Here we can see that not only does the GPU overtake the CPU, it continues to do better and better (relatively) as the cloth resolution increases. These two graphs still don’t tell the whole story, though. Relative performance increase doesn’t mean much if we’re talking about 0.8 FPS vs. 0.2 FPS. Let’s dig a little deeper to discover what’s really going on here. Below is a breakdown of times required for various components of the simulation across all cloth resolutions (note that I include two versions of this graph, one to get a good idea of the trend, and one including the CPU’s 160x160 trial, which tends to make it hard to tell what’s going on in the other conditions in the first graph).

Here we can see that the time taken to satisfy constraints on the GPU, in all conditions except for the 160x160 case, is practically non-existent. The CPU’s constraint satisfaction time scales roughly linearly with the increasing number of pointmasses (and thus constraints), while the GPU, even at 160x160, spends virtually no time on constraint satisfaction (less than or equal to one millisecond). We also observe that the time taken to copy the pointmass array to the GPU and back (GPU Data Copy) remains roughly constant in each simulation. This implies that we are not looking at a transfer rate issue (we come nowhere near saturating the bus with data), but instead take only the penalty of the overhead involved in sending any message to the GPU in general. We also see why the CPU beats out the GPU in the  40x40 test: the overhead of transferring data to the GPU negates the advantage of its lightning quick constraint satisfaction ability. Framerates at the 160x160 resolution were already in the territory of “not realistic for real-time interaction” at 13.8 FPS on the GPU and 3.62 FPS on the CPU, so I did not push my simulation past these resolutions.

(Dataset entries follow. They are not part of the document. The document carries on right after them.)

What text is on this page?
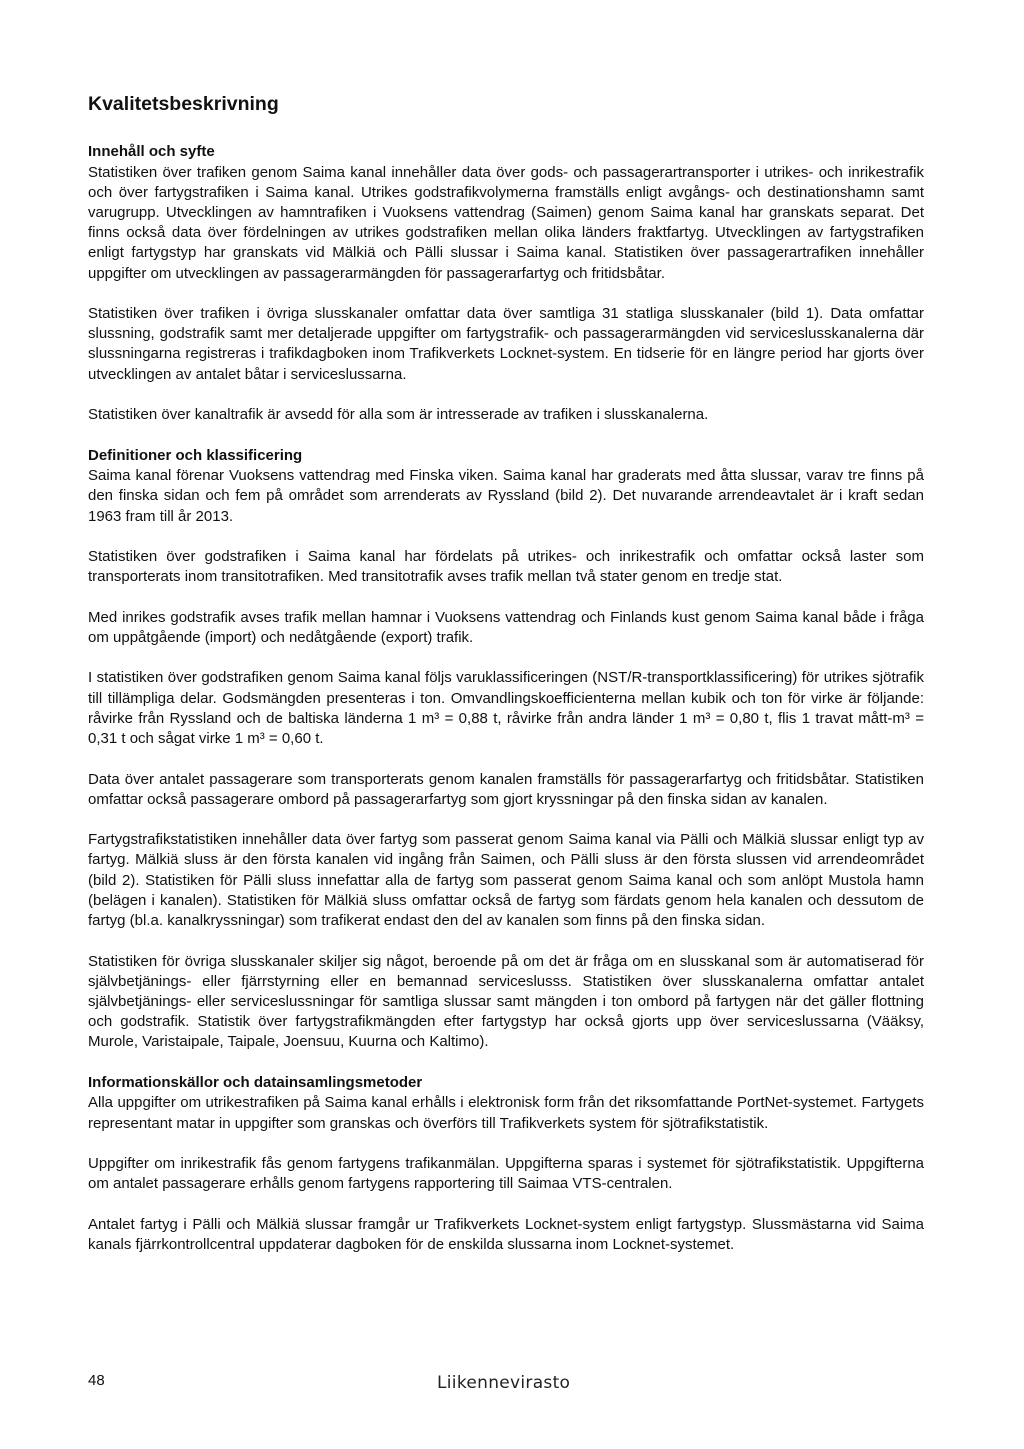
Kvalitetsbeskrivning
Innehåll och syfte

Statistiken över trafiken genom Saima kanal innehåller data över gods- och passagerartransporter i utrikes- och inrikestrafik och över fartygstrafiken i Saima kanal. Utrikes godstrafikvolymerna framställs enligt avgångs- och destinationshamn samt varugrupp. Utvecklingen av hamntrafiken i Vuoksens vattendrag (Saimen) genom Saima kanal har granskats separat. Det finns också data över fördelningen av utrikes godstrafiken mellan olika länders fraktfartyg. Utvecklingen av fartygstrafiken enligt fartygstyp har granskats vid Mälkiä och Pälli slussar i Saima kanal. Statistiken över passagerartrafiken innehåller uppgifter om utvecklingen av passagerarmängden för passagerarfartyg och fritidsbåtar.

Statistiken över trafiken i övriga slusskanaler omfattar data över samtliga 31 statliga slusskanaler (bild 1). Data omfattar slussning, godstrafik samt mer detaljerade uppgifter om fartygstrafik- och passagerarmängden vid serviceslusskanalerna där slussningarna registreras i trafikdagboken inom Trafikverkets Locknet-system. En tidserie för en längre period har gjorts över utvecklingen av antalet båtar i serviceslussarna.

Statistiken över kanaltrafik är avsedd för alla som är intresserade av trafiken i slusskanalerna.

Definitioner och klassificering

Saima kanal förenar Vuoksens vattendrag med Finska viken. Saima kanal har graderats med åtta slussar, varav tre finns på den finska sidan och fem på området som arrenderats av Ryssland (bild 2). Det nuvarande arrendeavtalet är i kraft sedan 1963 fram till år 2013.

Statistiken över godstrafiken i Saima kanal har fördelats på utrikes- och inrikestrafik och omfattar också laster som transporterats inom transitotrafiken. Med transitotrafik avses trafik mellan två stater genom en tredje stat.

Med inrikes godstrafik avses trafik mellan hamnar i Vuoksens vattendrag och Finlands kust genom Saima kanal både i fråga om uppåtgående (import) och nedåtgående (export) trafik.

I statistiken över godstrafiken genom Saima kanal följs varuklassificeringen (NST/R-transportklassificering) för utrikes sjötrafik till tillämpliga delar. Godsmängden presenteras i ton. Omvandlingskoefficienterna mellan kubik och ton för virke är följande: råvirke från Ryssland och de baltiska länderna 1 m³ = 0,88 t, råvirke från andra länder 1 m³ = 0,80 t, flis 1 travat mått-m³ = 0,31 t och sågat virke 1 m³ = 0,60 t.

Data över antalet passagerare som transporterats genom kanalen framställs för passagerarfartyg och fritidsbåtar. Statistiken omfattar också passagerare ombord på passagerarfartyg som gjort kryssningar på den finska sidan av kanalen.

Fartygstrafikstatistiken innehåller data över fartyg som passerat genom Saima kanal via Pälli och Mälkiä slussar enligt typ av fartyg. Mälkiä sluss är den första kanalen vid ingång från Saimen, och Pälli sluss är den första slussen vid arrendeområdet (bild 2). Statistiken för Pälli sluss innefattar alla de fartyg som passerat genom Saima kanal och som anlöpt Mustola hamn (belägen i kanalen). Statistiken för Mälkiä sluss omfattar också de fartyg som färdats genom hela kanalen och dessutom de fartyg (bl.a. kanalkryssningar) som trafikerat endast den del av kanalen som finns på den finska sidan.

Statistiken för övriga slusskanaler skiljer sig något, beroende på om det är fråga om en slusskanal som är automatiserad för självbetjänings- eller fjärrstyrning eller en bemannad serviceslusss. Statistiken över slusskanalerna omfattar antalet självbetjänings- eller serviceslussningar för samtliga slussar samt mängden i ton ombord på fartygen när det gäller flottning och godstrafik. Statistik över fartygstrafikmängden efter fartygstyp har också gjorts upp över serviceslussarna (Vääksy, Murole, Varistaipale, Taipale, Joensuu, Kuurna och Kaltimo).

Informationskällor och datainsamlingsmetoder

Alla uppgifter om utrikestrafiken på Saima kanal erhålls i elektronisk form från det riksomfattande PortNet-systemet. Fartygets representant matar in uppgifter som granskas och överförs till Trafikverkets system för sjötrafikstatistik.

Uppgifter om inrikestrafik fås genom fartygens trafikanmälan. Uppgifterna sparas i systemet för sjötrafikstatistik. Uppgifterna om antalet passagerare erhålls genom fartygens rapportering till Saimaa VTS-centralen.

Antalet fartyg i Pälli och Mälkiä slussar framgår ur Trafikverkets Locknet-system enligt fartygstyp. Slussmästarna vid Saima kanals fjärrkontrollcentral uppdaterar dagboken för de enskilda slussarna inom Locknet-systemet.

48	Liikennevirasto
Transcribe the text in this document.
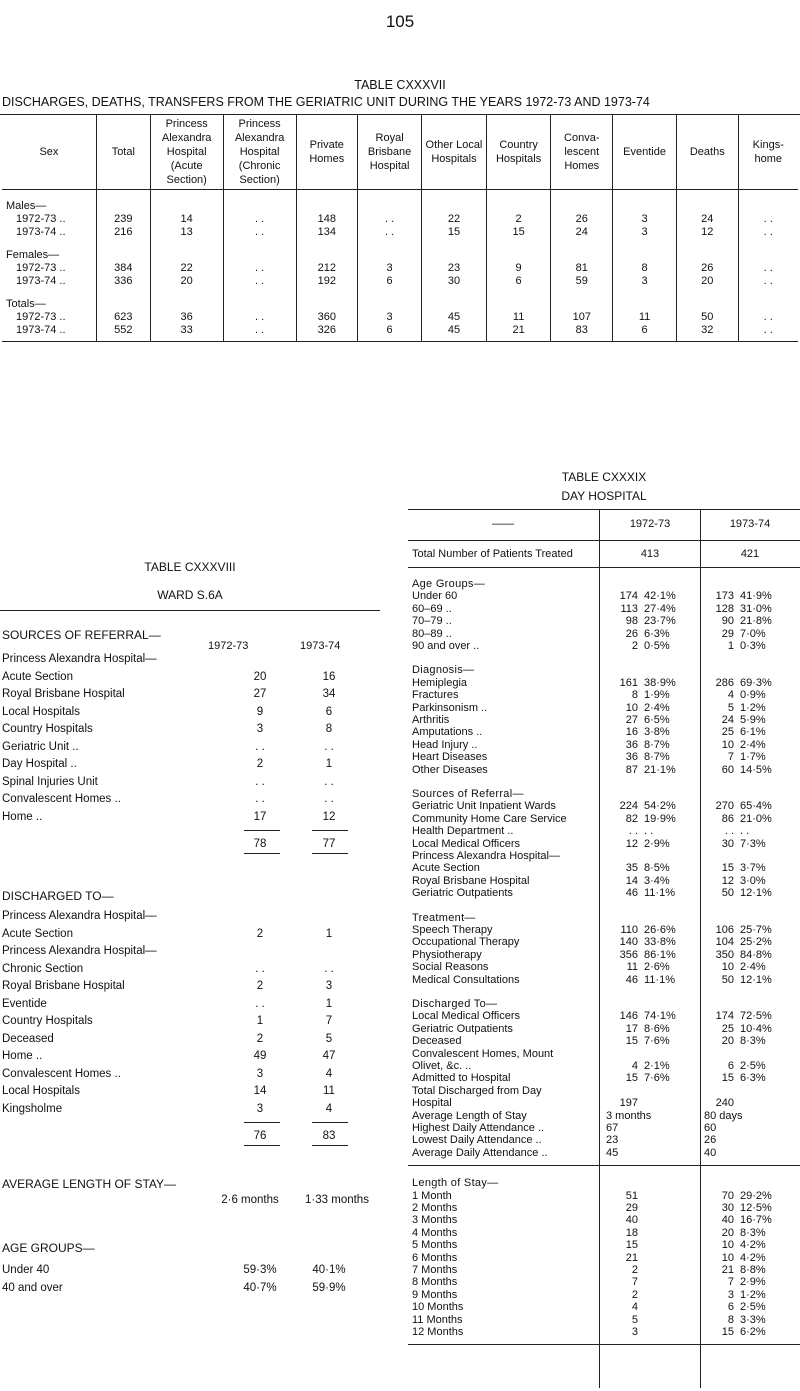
105
TABLE CXXXVII
DISCHARGES, DEATHS, TRANSFERS FROM THE GERIATRIC UNIT DURING THE YEARS 1972-73 AND 1973-74
Sex	Total	Princess Alexandra Hospital (Acute Section)	Princess Alexandra Hospital (Chronic Section)	Private Homes	Royal Brisbane Hospital	Other Local Hospitals	Country Hospitals	Conva- lescent Homes	Eventide	Deaths	Kings- home
Males—											
1972-73 ..	239	14	. .	148	. .	22	2	26	3	24	. .
1973-74 ..	216	13	. .	134	. .	15	15	24	3	12	. .
Females—											
1972-73 ..	384	22	. .	212	3	23	9	81	8	26	. .
1973-74 ..	336	20	. .	192	6	30	6	59	3	20	. .
Totals—											
1972-73 ..	623	36	. .	360	3	45	11	107	11	50	. .
1973-74 ..	552	33	. .	326	6	45	21	83	6	32	. .
TABLE CXXXVIII
WARD S.6A
SOURCES OF REFERRAL—
1972-73	1973-74
Princess Alexandra Hospital—
Acute Section	20	16
Royal Brisbane Hospital	27	34
Local Hospitals	9	6
Country Hospitals	3	8
Geriatric Unit ..	. .	. .
Day Hospital ..	2	1
Spinal Injuries Unit	. .	. .
Convalescent Homes ..	. .	. .
Home ..	17	12
78	77
DISCHARGED TO—
Princess Alexandra Hospital—
Acute Section	2	1
Princess Alexandra Hospital—
Chronic Section	. .	. .
Royal Brisbane Hospital	2	3
Eventide	. .	1
Country Hospitals	1	7
Deceased	2	5
Home ..	49	47
Convalescent Homes ..	3	4
Local Hospitals	14	11
Kingsholme	3	4
76	83
AVERAGE LENGTH OF STAY—
2·6 months	1·33 months
AGE GROUPS—
Under 40	59·3%	40·1%
40 and over	40·7%	59·9%
TABLE CXXXIX
DAY HOSPITAL
——	1972-73	1973-74
Total Number of Patients Treated	413	421
Age Groups—
Under 60	174 42·1%	173 41·9%
60–69 ..	113 27·4%	128 31·0%
70–79 ..	98 23·7%	90 21·8%
80–89 ..	26 6·3%	29 7·0%
90 and over ..	2 0·5%	1 0·3%
Diagnosis—
Hemiplegia	161 38·9%	286 69·3%
Fractures	8 1·9%	4 0·9%
Parkinsonism ..	10 2·4%	5 1·2%
Arthritis	27 6·5%	24 5·9%
Amputations ..	16 3·8%	25 6·1%
Head Injury ..	36 8·7%	10 2·4%
Heart Diseases	36 8·7%	7 1·7%
Other Diseases	87 21·1%	60 14·5%
Sources of Referral—
Geriatric Unit Inpatient Wards	224 54·2%	270 65·4%
Community Home Care Service	82 19·9%	86 21·0%
Health Department ..	. . . .	. . . .
Local Medical Officers	12 2·9%	30 7·3%
Princess Alexandra Hospital—
Acute Section	35 8·5%	15 3·7%
Royal Brisbane Hospital	14 3·4%	12 3·0%
Geriatric Outpatients	46 11·1%	50 12·1%
Treatment—
Speech Therapy	110 26·6%	106 25·7%
Occupational Therapy	140 33·8%	104 25·2%
Physiotherapy	356 86·1%	350 84·8%
Social Reasons	11 2·6%	10 2·4%
Medical Consultations	46 11·1%	50 12·1%
Discharged To—
Local Medical Officers	146 74·1%	174 72·5%
Geriatric Outpatients	17 8·6%	25 10·4%
Deceased	15 7·6%	20 8·3%
Convalescent Homes, Mount
Olivet, &c. ..	4 2·1%	6 2·5%
Admitted to Hospital	15 7·6%	15 6·3%
Total Discharged from Day
Hospital	197	240
Average Length of Stay	3 months	80 days
Highest Daily Attendance ..	67	60
Lowest Daily Attendance ..	23	26
Average Daily Attendance ..	45	40
Length of Stay—
1 Month	51	70 29·2%
2 Months	29	30 12·5%
3 Months	40	40 16·7%
4 Months	18	20 8·3%
5 Months	15	10 4·2%
6 Months	21	10 4·2%
7 Months	2	21 8·8%
8 Months	7	7 2·9%
9 Months	2	3 1·2%
10 Months	4	6 2·5%
11 Months	5	8 3·3%
12 Months	3	15 6·2%
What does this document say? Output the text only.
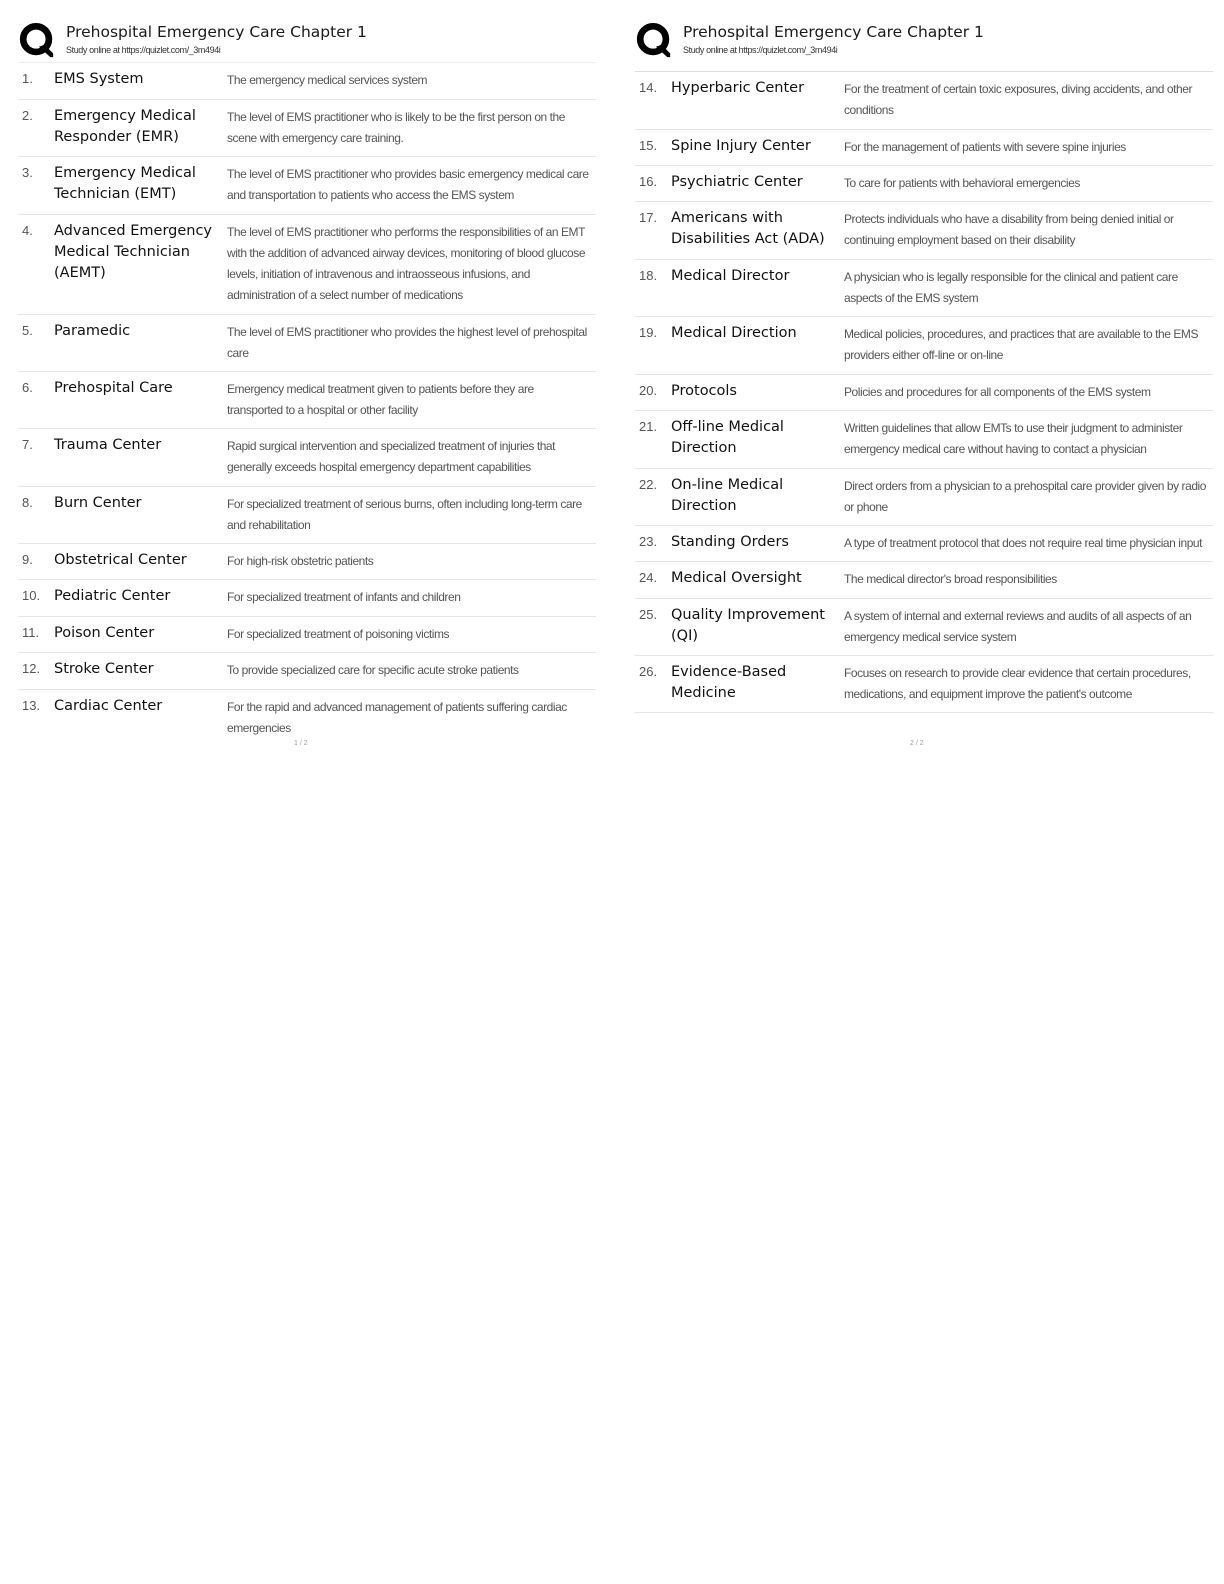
Prehospital Emergency Care Chapter 1
Study online at https://quizlet.com/_3m494i
1.	EMS System	The emergency medical services system
2.	Emergency Medical Responder (EMR)
The level of EMS practitioner who is likely to be the first person on the scene with emergency care training.
3.	Emergency Medical Technician (EMT)
The level of EMS practitioner who provides basic emergency medical care and transportation to patients who access the EMS system
4.	Advanced Emergency Medical Technician (AEMT)
The level of EMS practitioner who performs the responsibilities of an EMT with the addition of advanced airway devices, monitoring of blood glucose levels, initiation of intravenous and intraosseous infusions, and administration of a select number of medications
5.	Paramedic	The level of EMS practitioner who provides the highest level of prehospital care
6.	Prehospital Care	Emergency medical treatment given to patients before they are transported to a hospital or other facility
7.	Trauma Center	Rapid surgical intervention and specialized treatment of injuries that generally exceeds hospital emergency department capabilities
8.	Burn Center	For specialized treatment of serious burns, often including long-term care and rehabilitation
9.	Obstetrical Center	For high-risk obstetric patients
10. Pediatric Center	For specialized treatment of infants and children
11.	Poison Center	For specialized treatment of poisoning victims
12. Stroke Center	To provide specialized care for specific acute stroke patients
13. Cardiac Center	For the rapid and advanced management of patients suffering cardiac emergencies
1 / 2
Prehospital Emergency Care Chapter 1
Study online at https://quizlet.com/_3m494i
14. Hyperbaric Center	For the treatment of certain toxic exposures, diving accidents, and other conditions
15. Spine Injury Center	For the management of patients with severe spine injuries
16. Psychiatric Center	To care for patients with behavioral emergencies
17. Americans with Disabilities Act (ADA)
Protects individuals who have a disability from being denied initial or continuing employment based on their disability
18. Medical Director	A physician who is legally responsible for the clinical and patient care aspects of the EMS system
19. Medical Direction	Medical policies, procedures, and practices that are available to the EMS providers either off-line or on-line
20. Protocols	Policies and procedures for all components of the EMS system
21. Off-line Medical Direction
Written guidelines that allow EMTs to use their judgment to administer emergency medical care without having to contact a physician
22. On-line Medical Direction
Direct orders from a physician to a prehospital care provider given by radio or phone
23. Standing Orders	A type of treatment protocol that does not require real time physician input
24. Medical Oversight	The medical director's broad responsibilities
25. Quality Improvement (QI)
A system of internal and external reviews and audits of all aspects of an emergency medical service system
26. Evidence-Based Medicine
Focuses on research to provide clear evidence that certain procedures, medications, and equipment improve the patient's outcome
2 / 2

        What can we extrapolate from these results? The 160x160 case is very informative. As the resolution of the cloth increases, the computation time becomes dominated by the time it takes to draw the cloth to the screen (that is, for the CPU to iterate through the OpenGL drawing commands). The overhead associated with transferring data to the GPU remains roughly constant, and the time taken to check collision with the ball does increase, but by far the largest performance penalty as cloth resolution increases is the rendering performance of OpenGL. Thus, I believe that there is a potential for huge performance gains that remains untapped. I am by no means an experienced OpenGL programmer, but a few thousand triangles should be easy for any modern day card to render (most videogames today have more triangles than this in a single character). Therefore, I believe that with improved OpenGL rendering code, we could be rendering extremely high cloth resolutions in real time using CUDA to satisfy the cloth constraints, and at high FPS (160x160 at 30 FPS would be easily achievable). Future work remains to determine if this is in fact the case, but simple reasoning about the number of triangles that a modern day card should be able to render in real time dictates that there is no reason it shouldn’t be. Thus, high-resolution real time cloth should truly be attainable in interactive experiences for the common consumer.